Le norme, nel nostro paese, regolano i rapporti dello Stato con le chiese cristiane. Mica con l’islam. Dove mancano le leggi, però, trovano facilmente spazio iniziative spontanee che, se reiterate, poi si impongono come consuetudini acquisite. Anche quelle estemporaneamente consentite e illegalmente tollerate? Stiamo attenti, molto attenti. E senza strabismi politici e confessionali.

Vittorio Zedda

1 commento su “VITTORIO ZEDDA: “La scuola dagli anatemi sul Presepe alle aule di preghiera islamica”

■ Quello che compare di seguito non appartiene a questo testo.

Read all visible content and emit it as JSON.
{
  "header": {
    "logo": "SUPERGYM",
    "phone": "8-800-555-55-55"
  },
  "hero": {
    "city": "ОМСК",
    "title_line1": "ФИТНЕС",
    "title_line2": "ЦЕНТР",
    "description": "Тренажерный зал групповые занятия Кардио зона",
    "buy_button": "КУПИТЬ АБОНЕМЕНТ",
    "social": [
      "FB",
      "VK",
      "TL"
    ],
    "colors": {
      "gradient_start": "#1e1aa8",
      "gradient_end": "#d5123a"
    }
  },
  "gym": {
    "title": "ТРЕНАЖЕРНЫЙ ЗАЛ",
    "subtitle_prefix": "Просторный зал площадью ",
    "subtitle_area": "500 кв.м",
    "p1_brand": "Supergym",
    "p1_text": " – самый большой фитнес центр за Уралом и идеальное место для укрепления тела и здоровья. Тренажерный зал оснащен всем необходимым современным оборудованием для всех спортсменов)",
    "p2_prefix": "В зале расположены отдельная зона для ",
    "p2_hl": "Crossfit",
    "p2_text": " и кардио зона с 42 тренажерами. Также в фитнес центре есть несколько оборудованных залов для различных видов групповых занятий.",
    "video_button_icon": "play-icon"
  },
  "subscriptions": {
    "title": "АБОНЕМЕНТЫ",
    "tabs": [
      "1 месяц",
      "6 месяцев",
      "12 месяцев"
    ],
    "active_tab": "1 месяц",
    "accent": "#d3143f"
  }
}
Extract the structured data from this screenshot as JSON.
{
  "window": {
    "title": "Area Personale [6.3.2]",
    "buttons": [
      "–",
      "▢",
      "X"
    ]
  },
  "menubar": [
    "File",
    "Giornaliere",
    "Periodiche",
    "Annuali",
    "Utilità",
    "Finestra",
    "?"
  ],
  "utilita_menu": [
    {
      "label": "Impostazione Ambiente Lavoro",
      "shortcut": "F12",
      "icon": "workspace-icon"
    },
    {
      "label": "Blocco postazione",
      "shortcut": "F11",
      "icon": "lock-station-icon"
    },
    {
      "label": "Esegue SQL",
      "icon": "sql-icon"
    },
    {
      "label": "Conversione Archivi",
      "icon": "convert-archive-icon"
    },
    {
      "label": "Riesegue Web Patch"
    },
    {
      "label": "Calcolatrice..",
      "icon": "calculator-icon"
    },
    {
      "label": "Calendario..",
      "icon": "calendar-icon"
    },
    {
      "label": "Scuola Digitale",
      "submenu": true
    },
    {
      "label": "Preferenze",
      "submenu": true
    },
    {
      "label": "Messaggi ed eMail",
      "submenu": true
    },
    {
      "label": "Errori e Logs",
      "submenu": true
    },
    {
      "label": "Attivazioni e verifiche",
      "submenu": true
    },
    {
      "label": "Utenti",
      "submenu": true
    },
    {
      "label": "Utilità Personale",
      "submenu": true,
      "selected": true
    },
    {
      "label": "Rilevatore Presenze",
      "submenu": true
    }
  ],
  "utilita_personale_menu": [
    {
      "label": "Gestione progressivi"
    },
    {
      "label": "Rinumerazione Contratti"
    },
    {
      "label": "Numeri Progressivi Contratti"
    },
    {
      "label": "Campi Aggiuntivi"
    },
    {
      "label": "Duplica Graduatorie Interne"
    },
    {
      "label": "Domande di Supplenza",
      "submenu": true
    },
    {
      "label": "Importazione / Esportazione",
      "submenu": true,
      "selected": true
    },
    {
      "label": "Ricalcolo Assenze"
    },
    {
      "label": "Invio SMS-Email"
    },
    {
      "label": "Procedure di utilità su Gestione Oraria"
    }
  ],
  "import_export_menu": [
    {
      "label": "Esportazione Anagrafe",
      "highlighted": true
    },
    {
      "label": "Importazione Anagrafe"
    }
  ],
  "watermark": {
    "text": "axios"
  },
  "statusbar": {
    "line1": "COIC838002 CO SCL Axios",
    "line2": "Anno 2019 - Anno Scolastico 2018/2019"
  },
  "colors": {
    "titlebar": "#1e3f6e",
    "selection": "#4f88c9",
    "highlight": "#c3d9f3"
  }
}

  1. Scritto magistrale caro Vittorio!
    Temo purtroppo che il maggior numero degli insegnanti oggi siano esattamente il frutto di quella decostruzione della scuola che è in atto da anni, sono infarciti di nozioni (a senso unico) e profondamente ideologizzati.
    I ragazzi che non si vogliono omologare vengono ostracizzati in tutti i modi, persino nella valutazione dell’apprendimento, il che dimostra che non vogliono formare uomini e donne maturi ma solo dei bravi soldatini conformi ai desiderata del padrone.
    Ed anche se i ragazzi trovassero sponda e conforto nei genitori, il numero di queste persone sveglie è sempre troppo esiguo per poter causare anche solo un lievissimo mal di pancia a questo sistema.
    Ciononostante, è necessario proseguire sulla strada che aperta da Magdi, sia studiando (io per prima) che manifestando senza timore le nostre idee. Goccia a goccia si scava la roccia!!